By far the oddest piece of criticism came from The Guardian’s Alexis Petridis, who de-constructed the video on the grounds of outdated aesthetics. Everything was fair game, from the fact that the party leaders don’t resemble the party leaders they’re impersonating, to the suggestion that the Greens had chosen an outdated boy-band blueprint – more BoyZone than One Direction. “It’s less Chris Morris and more the closing number from an episode of The Two Ronnies,” writes Petridis. Ouch! Fair to say that they’ll still be showing The Two Ronnies closing numbers long after Petridis’s words are dust.
You’d think that journalists and commentators actually like cliché photo opportunities, given how many column inches they have already filled. Well, at least it makes their jobs easier. Maybe its time they changed their tune as well. “Change The Tune” isn’t aimed at them, or anyone already associated with the Green Party. It’s aimed at the average voter who has yet to make up their mind, the person in the street who has little interest in politics but usually votes in elections.

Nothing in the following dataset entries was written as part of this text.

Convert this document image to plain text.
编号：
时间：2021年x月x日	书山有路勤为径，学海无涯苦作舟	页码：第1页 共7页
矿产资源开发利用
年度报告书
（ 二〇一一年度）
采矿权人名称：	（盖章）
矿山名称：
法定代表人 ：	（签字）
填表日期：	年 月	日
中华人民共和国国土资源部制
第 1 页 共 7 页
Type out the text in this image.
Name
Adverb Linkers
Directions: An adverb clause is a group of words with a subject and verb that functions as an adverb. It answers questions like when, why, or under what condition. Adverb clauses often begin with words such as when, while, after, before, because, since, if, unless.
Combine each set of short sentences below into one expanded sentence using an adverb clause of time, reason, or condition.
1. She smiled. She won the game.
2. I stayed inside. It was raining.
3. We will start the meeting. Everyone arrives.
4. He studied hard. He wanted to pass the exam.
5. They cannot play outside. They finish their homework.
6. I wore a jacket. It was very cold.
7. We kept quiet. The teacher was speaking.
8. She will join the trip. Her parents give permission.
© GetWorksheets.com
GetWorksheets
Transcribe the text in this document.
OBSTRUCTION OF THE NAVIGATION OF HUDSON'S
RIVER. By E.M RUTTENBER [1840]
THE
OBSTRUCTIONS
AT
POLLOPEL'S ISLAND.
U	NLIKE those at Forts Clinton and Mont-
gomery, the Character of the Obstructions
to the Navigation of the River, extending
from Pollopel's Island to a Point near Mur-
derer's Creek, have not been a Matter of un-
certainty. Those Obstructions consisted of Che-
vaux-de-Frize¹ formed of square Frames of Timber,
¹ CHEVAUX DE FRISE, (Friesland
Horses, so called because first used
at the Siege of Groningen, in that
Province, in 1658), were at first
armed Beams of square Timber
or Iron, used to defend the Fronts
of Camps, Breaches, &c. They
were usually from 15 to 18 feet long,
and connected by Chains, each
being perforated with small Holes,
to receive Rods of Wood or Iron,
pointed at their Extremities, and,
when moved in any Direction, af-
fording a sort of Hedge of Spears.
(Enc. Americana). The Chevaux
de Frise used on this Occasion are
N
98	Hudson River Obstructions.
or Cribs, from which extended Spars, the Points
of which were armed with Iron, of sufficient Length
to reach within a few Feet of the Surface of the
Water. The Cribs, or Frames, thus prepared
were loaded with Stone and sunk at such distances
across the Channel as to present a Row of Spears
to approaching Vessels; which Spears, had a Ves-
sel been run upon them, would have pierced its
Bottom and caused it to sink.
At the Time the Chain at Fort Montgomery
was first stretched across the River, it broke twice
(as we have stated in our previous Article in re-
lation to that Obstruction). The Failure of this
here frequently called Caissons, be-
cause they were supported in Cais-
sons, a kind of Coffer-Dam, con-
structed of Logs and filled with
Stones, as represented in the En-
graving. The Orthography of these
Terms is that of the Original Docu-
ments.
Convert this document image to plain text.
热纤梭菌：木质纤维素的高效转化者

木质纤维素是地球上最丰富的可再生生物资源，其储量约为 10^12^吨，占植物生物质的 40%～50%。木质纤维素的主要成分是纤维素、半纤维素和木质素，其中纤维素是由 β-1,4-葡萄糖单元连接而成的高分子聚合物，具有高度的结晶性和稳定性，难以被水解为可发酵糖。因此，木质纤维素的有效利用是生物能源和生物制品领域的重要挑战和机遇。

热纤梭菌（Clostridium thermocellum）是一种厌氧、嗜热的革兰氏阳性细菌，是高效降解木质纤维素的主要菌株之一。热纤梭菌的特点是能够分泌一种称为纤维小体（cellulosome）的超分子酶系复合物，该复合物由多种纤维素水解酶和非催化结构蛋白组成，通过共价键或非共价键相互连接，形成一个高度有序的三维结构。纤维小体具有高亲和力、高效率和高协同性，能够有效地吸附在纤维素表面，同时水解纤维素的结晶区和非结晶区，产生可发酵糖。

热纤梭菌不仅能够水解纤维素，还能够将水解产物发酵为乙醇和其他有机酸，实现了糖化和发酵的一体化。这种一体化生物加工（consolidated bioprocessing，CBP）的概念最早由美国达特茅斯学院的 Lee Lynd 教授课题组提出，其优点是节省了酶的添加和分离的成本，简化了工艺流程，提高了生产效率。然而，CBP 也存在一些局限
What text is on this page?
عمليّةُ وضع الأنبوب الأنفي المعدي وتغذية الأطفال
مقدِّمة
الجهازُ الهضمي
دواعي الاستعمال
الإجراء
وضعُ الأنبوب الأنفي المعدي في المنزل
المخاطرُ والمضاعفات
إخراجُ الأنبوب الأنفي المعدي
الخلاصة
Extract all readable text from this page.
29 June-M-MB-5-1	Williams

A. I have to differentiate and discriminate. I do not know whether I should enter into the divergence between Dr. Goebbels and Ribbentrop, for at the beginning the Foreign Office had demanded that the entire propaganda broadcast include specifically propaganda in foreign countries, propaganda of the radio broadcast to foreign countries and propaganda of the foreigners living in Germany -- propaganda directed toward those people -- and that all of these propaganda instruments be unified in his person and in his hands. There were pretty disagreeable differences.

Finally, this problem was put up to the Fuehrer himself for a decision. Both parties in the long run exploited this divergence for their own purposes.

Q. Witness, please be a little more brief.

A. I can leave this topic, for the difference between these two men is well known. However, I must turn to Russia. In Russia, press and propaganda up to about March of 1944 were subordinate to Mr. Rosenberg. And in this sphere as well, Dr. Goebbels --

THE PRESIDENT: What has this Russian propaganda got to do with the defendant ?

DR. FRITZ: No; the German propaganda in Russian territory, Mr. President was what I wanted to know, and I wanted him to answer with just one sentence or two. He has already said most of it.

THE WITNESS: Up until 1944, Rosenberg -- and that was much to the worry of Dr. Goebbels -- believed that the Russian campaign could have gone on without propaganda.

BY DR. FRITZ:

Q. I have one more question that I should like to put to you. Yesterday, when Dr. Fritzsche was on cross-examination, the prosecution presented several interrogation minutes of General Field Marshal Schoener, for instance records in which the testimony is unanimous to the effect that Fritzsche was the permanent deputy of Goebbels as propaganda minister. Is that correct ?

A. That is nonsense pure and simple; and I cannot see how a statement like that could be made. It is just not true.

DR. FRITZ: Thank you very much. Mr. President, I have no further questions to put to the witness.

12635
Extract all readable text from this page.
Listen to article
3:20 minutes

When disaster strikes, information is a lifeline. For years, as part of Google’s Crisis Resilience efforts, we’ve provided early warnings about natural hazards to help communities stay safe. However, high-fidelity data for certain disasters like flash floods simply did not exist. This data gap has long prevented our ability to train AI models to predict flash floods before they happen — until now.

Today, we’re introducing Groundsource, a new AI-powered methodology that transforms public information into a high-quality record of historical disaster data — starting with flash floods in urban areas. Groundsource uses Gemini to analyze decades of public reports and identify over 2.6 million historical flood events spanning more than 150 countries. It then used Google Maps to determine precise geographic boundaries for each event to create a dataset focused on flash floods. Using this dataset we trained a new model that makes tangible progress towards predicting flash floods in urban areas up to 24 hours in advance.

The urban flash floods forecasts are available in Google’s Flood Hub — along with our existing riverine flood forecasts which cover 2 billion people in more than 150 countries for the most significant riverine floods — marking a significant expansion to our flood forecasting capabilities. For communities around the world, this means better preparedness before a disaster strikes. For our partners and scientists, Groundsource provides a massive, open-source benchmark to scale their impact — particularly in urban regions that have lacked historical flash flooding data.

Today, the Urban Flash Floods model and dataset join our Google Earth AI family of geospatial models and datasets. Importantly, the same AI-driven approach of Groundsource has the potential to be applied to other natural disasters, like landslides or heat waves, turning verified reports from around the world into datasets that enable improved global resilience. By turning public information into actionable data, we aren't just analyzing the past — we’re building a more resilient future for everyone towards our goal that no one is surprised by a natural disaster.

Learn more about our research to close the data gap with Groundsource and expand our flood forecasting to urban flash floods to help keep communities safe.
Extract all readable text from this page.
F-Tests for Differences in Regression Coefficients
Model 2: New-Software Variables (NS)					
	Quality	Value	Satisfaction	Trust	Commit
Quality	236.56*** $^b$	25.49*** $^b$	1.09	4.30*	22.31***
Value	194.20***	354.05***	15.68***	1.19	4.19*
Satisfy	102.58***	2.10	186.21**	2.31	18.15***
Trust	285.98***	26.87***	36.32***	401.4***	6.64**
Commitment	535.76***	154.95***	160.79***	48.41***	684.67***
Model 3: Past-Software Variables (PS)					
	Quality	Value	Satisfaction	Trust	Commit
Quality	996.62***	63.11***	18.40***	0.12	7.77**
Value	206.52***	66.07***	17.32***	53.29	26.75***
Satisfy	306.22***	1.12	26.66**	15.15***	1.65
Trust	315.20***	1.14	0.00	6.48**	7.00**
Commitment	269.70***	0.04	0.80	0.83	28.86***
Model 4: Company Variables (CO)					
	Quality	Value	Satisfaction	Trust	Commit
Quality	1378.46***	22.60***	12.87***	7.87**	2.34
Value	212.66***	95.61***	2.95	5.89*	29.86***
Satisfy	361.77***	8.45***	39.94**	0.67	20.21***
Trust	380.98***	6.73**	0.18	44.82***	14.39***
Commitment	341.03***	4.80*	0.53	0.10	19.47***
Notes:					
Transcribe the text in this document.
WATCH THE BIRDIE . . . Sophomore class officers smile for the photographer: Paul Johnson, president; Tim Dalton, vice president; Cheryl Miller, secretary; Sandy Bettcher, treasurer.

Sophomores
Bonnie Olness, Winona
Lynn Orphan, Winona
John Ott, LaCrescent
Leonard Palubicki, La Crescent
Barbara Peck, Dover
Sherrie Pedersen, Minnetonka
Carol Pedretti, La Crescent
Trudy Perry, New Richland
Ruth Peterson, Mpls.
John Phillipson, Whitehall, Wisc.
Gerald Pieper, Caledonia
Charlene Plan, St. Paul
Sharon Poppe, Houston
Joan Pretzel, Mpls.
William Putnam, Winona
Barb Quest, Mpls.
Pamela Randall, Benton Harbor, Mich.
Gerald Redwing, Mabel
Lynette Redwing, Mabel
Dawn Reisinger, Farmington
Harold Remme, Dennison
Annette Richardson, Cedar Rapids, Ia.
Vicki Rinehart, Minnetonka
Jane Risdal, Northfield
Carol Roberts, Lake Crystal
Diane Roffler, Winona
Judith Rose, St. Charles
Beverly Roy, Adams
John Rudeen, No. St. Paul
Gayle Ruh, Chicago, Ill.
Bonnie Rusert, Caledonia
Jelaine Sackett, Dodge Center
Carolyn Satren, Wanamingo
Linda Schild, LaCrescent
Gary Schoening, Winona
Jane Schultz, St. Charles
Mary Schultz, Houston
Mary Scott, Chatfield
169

These people are desperately grasping for a positive message that they can invest their faith and hope into. They certainly aren’t getting it from the Conservatives, or Labour. And as the Green Party broadcast demonstrates, Nick Clegg can no longer represent the outsider.
Is there a take home message? Lighten up! Political parties have been using campaign songs for decades. And “Change the Tune” packs in far more policy points than Frank Sinatra’s pro-JFK song “High Hopes” from 1960. The Greens should be applauded for crafting a catchy tune out of rail privatisation, tax avoidance, fracking, austerity and tuition fees. Now if only they could have found room for Ronnie Corbett. Preferably in drag.